A long silence followed.
"Once you've seen the signs about the barn, it becomes impossible to see the barn."
He fell silent once more. People with cameras left the elevated site, replaced by others.
"We're not here to capture an image, we're here to maintain one. Every photograph reinforces the aura. Can you feel it, Jack? An accumulation of nameless energies."
There was an extended silence. The man in the booth sold postcards and slides.
"Being here is a kind of spiritual surrender. We see only what the others see. The thousands who were here in the past, those who will come in the future. We've agreed to be part of a collective perception. It literally colors our vision. A religious experience in a way, like all tourism."
Another silence ensued.
"They are taking pictures of taking pictures," he said.
He did not speak for a while. We listened to the incessant clicking of shutter release buttons, the rustling crank of levers that advanced the film.
"What was the barn like before it was photographed?" he said. "What did it look like, how was it different from the other barns, how was it similar to other barns?"

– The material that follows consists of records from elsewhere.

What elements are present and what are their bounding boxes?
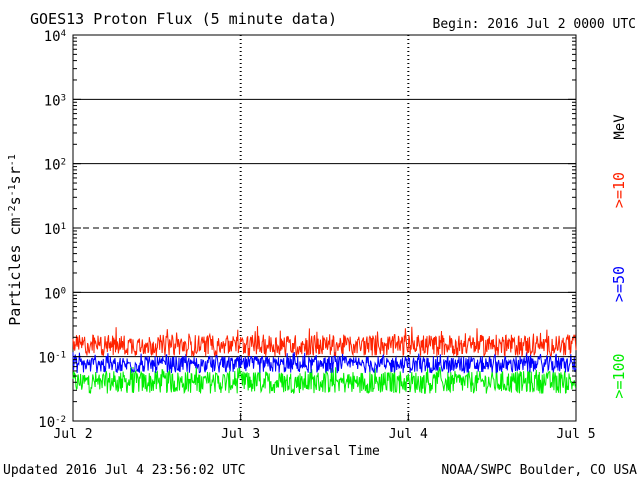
y-tick-label-0: 10-2 (38, 415, 66, 431)
chart-title: GOES13 Proton Flux (5 minute data) (30, 10, 337, 28)
y-tick-label-5: 103 (44, 93, 66, 109)
legend-unit: MeV (612, 114, 628, 140)
series-line-1 (72, 351, 577, 374)
x-axis-ticks: Jul 2 Jul 3 Jul 4 Jul 5 (53, 413, 596, 442)
x-tick-label-3: Jul 5 (556, 427, 595, 442)
y-axis-ticks: 10-2 10-1 100 101 102 103 104 (38, 29, 576, 431)
y-tick-label-4: 102 (44, 158, 66, 174)
updated-timestamp: Updated 2016 Jul 4 23:56:02 UTC (3, 463, 246, 478)
legend-ge10: >=10 (610, 172, 628, 208)
legend-ge50: >=50 (610, 266, 628, 302)
y-axis-label: Particles cm-2s-1sr-1 (6, 154, 24, 326)
legend: MeV >=10 >=50 >=100 (610, 114, 628, 399)
y-tick-label-6: 104 (44, 29, 66, 45)
x-tick-label-0: Jul 2 (53, 427, 92, 442)
series-line-2 (72, 366, 577, 395)
x-axis-label: Universal Time (270, 444, 380, 459)
series-layer (72, 326, 577, 395)
credit-text: NOAA/SWPC Boulder, CO USA (441, 463, 637, 478)
y-tick-label-1: 10-1 (38, 351, 66, 367)
day-dividers (239, 35, 410, 421)
threshold-lines (73, 98, 576, 358)
series-line-0 (72, 326, 577, 358)
y-tick-label-2: 100 (44, 286, 66, 302)
x-tick-label-1: Jul 3 (221, 427, 260, 442)
y-tick-label-3: 101 (44, 222, 66, 238)
begin-time: Begin: 2016 Jul 2 0000 UTC (433, 17, 637, 32)
legend-ge100: >=100 (610, 353, 628, 398)
x-tick-label-2: Jul 4 (389, 427, 428, 442)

Standing in front of the Taj Mahal, I found myself thinking back to that passage. What did the Taj Mahal look like before it was photographed?

For me, the best views of the Taj Mahal were from outside the main complex. If you travel across the river, you can view the Taj Mahal from across the water (near the Mehtab Bagh). It's a less frantic location and the river makes a beautiful setting for the mausoleum.

The view from the Agra Fort is particularly striking. The mausoleum was built by the emporer Shah Jahan in memory of one of his wives, Mumtaz Mahal. The building work took around 21 years. Soon after work was complete, Shah Jahan was overthrown by his son, Aurangazeb, and put under house arrest in the fort. It's possible to visit the rooms where Shah Jahan spent his last 8 years, and see the same distant view of the Taj Mahal that he was left with.